Last night for Neighborhood Fitness Group, we dance our normal dances and crawl around like wild animals. But then, the children beg for “The Jump Rope Challenge.” Turning jump rope in a basement is a challenge in itself, but we figure out a way to make it work.
“The Jump Rope Challenge” isn’t a normal competition. It’s a battle against your own best record. Before each child begins jumping, he or she announces a personal goal. Sometimes, this number is 10 jumps. Sometimes, it’s 110 jumps . There’s a scorekeeper, cheerleaders, and rope turners, so everybody has a role to play.
A little girl jumps. We cheer when she surpasses 10 jumps and reaches 39. The next one exceeds 100 and achieves 102 jumps. The next one beats his record of 18 and goes for 21 jumps. High-fives! Loud cheering!

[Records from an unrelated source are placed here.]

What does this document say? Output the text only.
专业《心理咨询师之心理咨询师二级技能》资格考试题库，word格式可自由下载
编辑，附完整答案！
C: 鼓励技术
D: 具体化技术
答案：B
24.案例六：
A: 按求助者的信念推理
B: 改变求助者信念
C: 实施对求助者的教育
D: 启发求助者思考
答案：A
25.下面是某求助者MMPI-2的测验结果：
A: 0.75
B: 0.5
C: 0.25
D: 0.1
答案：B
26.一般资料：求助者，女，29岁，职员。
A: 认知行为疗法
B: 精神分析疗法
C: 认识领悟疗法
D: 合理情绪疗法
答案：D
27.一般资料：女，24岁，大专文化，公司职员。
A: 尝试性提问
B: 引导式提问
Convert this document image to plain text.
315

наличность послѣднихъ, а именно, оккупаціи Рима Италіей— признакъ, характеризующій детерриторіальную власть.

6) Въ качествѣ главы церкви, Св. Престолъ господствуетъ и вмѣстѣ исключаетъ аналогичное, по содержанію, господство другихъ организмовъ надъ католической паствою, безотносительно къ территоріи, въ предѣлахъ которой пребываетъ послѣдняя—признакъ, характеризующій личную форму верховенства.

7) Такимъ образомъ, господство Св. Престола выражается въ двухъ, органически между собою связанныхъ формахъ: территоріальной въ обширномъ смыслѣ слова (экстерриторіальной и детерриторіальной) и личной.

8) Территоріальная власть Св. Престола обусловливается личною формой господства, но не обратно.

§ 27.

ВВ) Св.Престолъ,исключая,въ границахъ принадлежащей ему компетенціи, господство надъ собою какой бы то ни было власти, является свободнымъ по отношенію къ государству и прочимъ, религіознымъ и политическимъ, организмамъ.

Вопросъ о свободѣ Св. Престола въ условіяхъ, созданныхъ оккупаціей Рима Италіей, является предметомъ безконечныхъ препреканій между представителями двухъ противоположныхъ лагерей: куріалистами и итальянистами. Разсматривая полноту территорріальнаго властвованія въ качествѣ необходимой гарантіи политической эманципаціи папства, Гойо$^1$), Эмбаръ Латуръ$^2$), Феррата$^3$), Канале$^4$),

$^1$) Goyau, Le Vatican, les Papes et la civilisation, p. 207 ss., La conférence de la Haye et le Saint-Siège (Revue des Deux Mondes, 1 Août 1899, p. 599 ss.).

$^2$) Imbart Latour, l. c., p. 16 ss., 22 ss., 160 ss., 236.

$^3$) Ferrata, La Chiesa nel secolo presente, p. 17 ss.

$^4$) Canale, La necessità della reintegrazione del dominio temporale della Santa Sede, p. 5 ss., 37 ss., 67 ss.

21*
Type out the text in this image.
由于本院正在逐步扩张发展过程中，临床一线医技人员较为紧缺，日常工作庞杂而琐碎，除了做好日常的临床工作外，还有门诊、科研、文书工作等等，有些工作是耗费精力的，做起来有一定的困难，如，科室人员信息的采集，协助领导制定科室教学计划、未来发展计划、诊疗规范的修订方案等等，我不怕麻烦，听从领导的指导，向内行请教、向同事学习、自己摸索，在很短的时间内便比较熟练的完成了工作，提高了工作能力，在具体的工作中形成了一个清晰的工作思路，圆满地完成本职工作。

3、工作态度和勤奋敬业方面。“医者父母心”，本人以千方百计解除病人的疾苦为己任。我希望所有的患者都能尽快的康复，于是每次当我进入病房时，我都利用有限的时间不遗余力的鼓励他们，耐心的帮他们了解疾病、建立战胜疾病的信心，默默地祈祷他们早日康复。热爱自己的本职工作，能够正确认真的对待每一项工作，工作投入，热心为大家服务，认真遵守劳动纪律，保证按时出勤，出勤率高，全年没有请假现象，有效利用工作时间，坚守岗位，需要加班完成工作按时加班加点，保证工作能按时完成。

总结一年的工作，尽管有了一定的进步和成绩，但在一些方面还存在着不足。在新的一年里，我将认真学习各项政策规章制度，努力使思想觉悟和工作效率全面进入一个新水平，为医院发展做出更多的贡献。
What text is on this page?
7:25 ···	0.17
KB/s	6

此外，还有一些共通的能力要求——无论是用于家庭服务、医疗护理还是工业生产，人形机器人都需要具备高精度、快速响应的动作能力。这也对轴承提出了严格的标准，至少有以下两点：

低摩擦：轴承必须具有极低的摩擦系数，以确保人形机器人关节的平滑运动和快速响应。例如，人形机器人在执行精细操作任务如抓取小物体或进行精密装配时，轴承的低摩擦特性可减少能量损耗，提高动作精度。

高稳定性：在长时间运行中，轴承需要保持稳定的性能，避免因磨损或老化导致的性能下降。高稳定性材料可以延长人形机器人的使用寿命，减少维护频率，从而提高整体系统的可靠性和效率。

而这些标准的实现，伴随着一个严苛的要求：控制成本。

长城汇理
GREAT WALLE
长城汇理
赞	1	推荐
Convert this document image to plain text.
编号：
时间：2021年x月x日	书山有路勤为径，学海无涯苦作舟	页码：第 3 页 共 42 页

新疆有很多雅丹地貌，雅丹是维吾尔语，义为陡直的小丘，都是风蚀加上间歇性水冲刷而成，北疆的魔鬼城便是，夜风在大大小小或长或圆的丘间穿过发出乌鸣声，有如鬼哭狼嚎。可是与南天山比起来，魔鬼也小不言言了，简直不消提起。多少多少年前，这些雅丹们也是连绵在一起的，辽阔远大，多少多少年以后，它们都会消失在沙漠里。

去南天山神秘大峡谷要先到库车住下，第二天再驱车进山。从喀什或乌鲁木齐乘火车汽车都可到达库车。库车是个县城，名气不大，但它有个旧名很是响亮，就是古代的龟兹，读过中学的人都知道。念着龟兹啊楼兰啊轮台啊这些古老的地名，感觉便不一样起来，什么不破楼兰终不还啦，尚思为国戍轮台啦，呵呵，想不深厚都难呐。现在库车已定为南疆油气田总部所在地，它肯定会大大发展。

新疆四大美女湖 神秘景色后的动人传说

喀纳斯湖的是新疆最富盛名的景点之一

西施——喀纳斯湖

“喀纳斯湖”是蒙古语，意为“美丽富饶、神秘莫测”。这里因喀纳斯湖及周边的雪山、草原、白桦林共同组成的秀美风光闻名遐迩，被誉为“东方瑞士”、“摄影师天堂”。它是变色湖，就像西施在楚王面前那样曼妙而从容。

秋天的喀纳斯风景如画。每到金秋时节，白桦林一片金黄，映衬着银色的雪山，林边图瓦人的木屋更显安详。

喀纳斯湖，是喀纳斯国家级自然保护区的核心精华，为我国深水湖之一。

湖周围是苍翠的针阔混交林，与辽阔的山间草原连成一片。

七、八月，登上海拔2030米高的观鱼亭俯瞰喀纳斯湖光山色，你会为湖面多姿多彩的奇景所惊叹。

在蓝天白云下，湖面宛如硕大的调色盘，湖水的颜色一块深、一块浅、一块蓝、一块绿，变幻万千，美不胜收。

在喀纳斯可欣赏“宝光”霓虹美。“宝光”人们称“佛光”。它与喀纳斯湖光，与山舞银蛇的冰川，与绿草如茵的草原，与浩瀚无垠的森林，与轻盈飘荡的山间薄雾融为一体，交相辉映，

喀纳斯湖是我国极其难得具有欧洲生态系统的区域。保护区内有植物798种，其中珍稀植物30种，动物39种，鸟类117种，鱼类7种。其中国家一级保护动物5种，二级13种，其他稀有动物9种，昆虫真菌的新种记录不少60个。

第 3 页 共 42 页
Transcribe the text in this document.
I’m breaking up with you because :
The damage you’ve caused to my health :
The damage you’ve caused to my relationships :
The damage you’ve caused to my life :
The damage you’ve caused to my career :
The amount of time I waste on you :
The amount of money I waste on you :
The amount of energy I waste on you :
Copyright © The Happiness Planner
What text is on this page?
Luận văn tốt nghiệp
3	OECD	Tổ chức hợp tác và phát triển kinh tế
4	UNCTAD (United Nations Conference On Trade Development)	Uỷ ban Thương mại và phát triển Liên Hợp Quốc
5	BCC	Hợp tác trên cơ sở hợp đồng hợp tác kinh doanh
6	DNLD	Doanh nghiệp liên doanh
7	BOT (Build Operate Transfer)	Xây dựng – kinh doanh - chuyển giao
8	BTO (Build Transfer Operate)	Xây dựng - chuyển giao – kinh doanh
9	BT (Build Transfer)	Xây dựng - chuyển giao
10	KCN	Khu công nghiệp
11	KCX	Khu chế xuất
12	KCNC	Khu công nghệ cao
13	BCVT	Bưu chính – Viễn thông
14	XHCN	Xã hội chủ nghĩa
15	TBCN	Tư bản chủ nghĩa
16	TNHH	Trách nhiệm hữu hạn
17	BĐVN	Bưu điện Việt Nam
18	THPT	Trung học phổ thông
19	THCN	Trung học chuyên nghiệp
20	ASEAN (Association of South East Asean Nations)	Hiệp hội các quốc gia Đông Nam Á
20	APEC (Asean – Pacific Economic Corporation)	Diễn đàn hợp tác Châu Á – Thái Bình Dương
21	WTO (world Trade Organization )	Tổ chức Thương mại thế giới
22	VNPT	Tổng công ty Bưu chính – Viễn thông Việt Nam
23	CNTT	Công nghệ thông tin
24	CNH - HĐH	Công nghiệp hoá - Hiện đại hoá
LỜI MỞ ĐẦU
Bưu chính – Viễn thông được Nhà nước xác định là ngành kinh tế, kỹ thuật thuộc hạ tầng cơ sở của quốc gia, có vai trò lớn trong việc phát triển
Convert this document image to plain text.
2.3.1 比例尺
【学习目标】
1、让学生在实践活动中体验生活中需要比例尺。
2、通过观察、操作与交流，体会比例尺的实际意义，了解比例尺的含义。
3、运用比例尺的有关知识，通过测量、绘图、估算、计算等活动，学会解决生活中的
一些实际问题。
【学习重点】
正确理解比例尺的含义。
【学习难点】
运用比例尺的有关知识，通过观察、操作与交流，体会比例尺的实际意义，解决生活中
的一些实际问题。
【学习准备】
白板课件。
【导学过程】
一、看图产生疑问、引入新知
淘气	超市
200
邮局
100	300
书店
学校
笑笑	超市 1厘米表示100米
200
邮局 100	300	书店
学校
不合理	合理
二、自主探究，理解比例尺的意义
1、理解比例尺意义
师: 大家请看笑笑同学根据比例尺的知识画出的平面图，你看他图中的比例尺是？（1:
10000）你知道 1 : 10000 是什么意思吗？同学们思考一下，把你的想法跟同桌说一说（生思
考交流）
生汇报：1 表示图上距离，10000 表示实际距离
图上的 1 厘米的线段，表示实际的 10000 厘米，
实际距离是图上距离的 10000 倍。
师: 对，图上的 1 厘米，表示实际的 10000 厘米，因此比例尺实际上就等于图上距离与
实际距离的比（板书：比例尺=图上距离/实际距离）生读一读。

The fun of the challenge is that you beat yourself.
I’m amazed because the children don’t compare their record to other records. The moment jumping rope is about their personal best–unique to them, in their stage of life, set right at their fitness level. My sister has told me for years about the running world and “personal records.” It’s not important who finishes ahead of or behind you. You have your own time to beat.
I keep turning the jump rope, and my arm feels like it’s going to give out. I tell myself to keep turning so that a little boy can reach his personal best. Somewhere deep inside of him, he musters up the strength. I see his face, and I try to imagine what’s going on inside of his head. He wants to quit; I see that. But he doesn’t.
The scorekeeper records the personal win. We tape the evidence to the wall. Maybe I’ll keep these charts in my basement for 20 more years. Maybe I’ll show them at their high school graduation and remind them of these nights in my basement when they accomplished a personal best and the neighborhood cheered.
They wanted to quit, but they didn’t.